Iran-UK relations: 12 moments in a troubled history

  24 August 2015    Read: 1066
Iran-UK relations: 12 moments in a troubled history
by Kate Lyons
The relationship between the Islamic republic and the country it calls “Little Satan” has been fraught, encompassing an invasion, a coup, an embassy siege, economic sanctions, a fatwa and the breakdown of diplomatic ties on multiple occasions.

1941 The UK becomes fearful that Iran will join forces with Hitler owing to the strong links formed between Iran and Germany during the 1930s. The UK and Russia invade Iran and jointly occupy the country, forcing King Reza Shah to abdicate. He dies in exile in 1944 and UK troops remain in the country until 1946.

1953 Iranian prime minister, Mohammed Mossadegh, who has attracted the ire of Britain in 1950 for attempting to nationalise the British-owned Anglo-Iranian Oil Company, is ousted in a coup sponsored by UK and US intelligence services.

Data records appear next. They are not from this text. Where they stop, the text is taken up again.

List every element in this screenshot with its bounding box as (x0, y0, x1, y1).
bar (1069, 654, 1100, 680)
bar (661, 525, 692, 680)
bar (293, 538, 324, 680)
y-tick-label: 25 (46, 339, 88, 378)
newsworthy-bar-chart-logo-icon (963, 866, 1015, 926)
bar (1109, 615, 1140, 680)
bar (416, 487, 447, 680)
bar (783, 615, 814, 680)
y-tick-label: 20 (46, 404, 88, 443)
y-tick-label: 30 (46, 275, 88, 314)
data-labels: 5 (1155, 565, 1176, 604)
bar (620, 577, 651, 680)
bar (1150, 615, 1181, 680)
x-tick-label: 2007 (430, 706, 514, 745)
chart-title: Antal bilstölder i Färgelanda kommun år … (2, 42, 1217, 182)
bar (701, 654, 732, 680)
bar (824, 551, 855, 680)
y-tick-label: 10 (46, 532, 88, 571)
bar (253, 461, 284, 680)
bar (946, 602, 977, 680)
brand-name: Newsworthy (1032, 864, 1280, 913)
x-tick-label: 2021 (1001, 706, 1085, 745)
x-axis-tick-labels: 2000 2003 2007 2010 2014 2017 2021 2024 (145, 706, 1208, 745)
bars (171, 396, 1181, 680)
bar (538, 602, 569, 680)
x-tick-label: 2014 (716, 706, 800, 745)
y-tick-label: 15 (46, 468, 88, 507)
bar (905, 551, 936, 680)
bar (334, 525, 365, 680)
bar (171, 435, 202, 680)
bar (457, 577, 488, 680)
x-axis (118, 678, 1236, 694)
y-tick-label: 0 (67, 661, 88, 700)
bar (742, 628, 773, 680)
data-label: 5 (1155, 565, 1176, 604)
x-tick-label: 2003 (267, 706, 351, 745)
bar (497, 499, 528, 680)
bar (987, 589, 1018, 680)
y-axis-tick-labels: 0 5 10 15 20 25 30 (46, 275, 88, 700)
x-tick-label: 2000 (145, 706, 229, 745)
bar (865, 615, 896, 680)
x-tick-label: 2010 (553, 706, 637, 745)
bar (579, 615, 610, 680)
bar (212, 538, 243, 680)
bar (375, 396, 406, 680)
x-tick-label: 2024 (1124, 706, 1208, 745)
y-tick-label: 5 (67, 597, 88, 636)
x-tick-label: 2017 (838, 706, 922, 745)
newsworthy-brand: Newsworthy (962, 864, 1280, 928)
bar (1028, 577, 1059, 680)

1979 Following the Islamic revolution, Britain closes its Tehran embassy.

1980 Iranian gunmen take over Iran’s embassy in London, taking hostage 26 people, including embassy staff, visitors and a police officer. Six days into the siege, the gunmen kill one of the hostages and throw his body out of an embassy window, prompting the SAS to storm the building, killing five of the six gunmen and rescuing all but one of the remaining hostages.

1988 The British embassy in Tehran is reopened.


A cartoon of Salman Rushdie in the Iranian newspaper Abrar asks readers to cut the head off the British writer on the 10th anniversary of the fatwa

1989-1998 In February 1989, Iran’s supreme leader, Ayatollah Ruhollah Khomeini, issues a fatwa ordering Muslims to kill Salman Rushdie for his book Satanic Verses, which Tehran declares blasphemous. The author goes into hiding and diplomatic ties with the UK are broken. In 1992, three Iranians, including two embassy staff, are booted out of the UK after an alleged plot to assassinate Rushdie is uncovered. In 1998, Tehran changes its position on Rushdie and says it no longer stands by the fatwa and would not encourage anyone else to act on it. Diplomatic relations are restored to a certain degree.

September 2001 Jack Straw becomes the first British foreign secretary to visit Iran since 1979 revolution.

2004 Tensions mount between the countries, with Iran unhappy about US and UK troops fighting near Shia holy cities in Iraq. Iranians protest outside the UK embassy in Tehran in May. In June, Iran detains eight British sailors for three days after their vessel reportedly strays into Iranian waters. The same month, the UK – along with Germany and France – drafts a resolution highly critical of Tehran’s unwillingness to cooperate with International Atomic Energy Agency (IAEA) inspectors over Iran’s nuclear programme.

June 2009 President Mahmoud Ahmadinejad is re-elected. The opposition claims electoral fraud and there are mass protests across Iran. The country’s supreme leader, Ayatollaah Ali Khamenei, says the unrest was encouraged by “arrogant powers” in the west and singled out Britain as the “most evil of those powers”.


December 2009: Mahmoud Ahmadinejad waves to wellwishers from his car in Isfahan, south of Tehran

November 2011 After a report by the IAEA about Iran’s nuclear programme, the UK announces sanctions against the country and breaks off relations with its banks. On 27 November the Iranian parliament votes for the British ambassador to Iran to be expelled from the country. Two days later, protesters attack the UK embassy in Tehran. The UK government describes the incident, in which buildings were burned, petrol bombs and stones were thrown and the offices were ransacked, as “outrageous” and claims that the protesters have the backing of the Iranian government. The UK government orders all Iranian diplomats to leave Britain within 48 hours.

14 July 2015 After years of negotiations and sanctions, Iran reaches a deal in about its nuclear capacity with the US, UK, France, Germany, Russia and China. Iran promises to dismantle a considerable amount of its nuclear infrastructure, in exchange for sanctions being lifted. The deal, reach in Vienna, is helped by the election in June 2013 of Hassan Rouhani, who is thought to be a more moderate president than Ahmadinejad. After Rouhani’s election, the then UK foreign secretary, William Hague, says time has come to reopen the British embassy in Tehran.

August 2015 The British embassy in Tehran is reopened and the foreign secretary, Philip Hammond, visits along with a delegation of UK business leaders.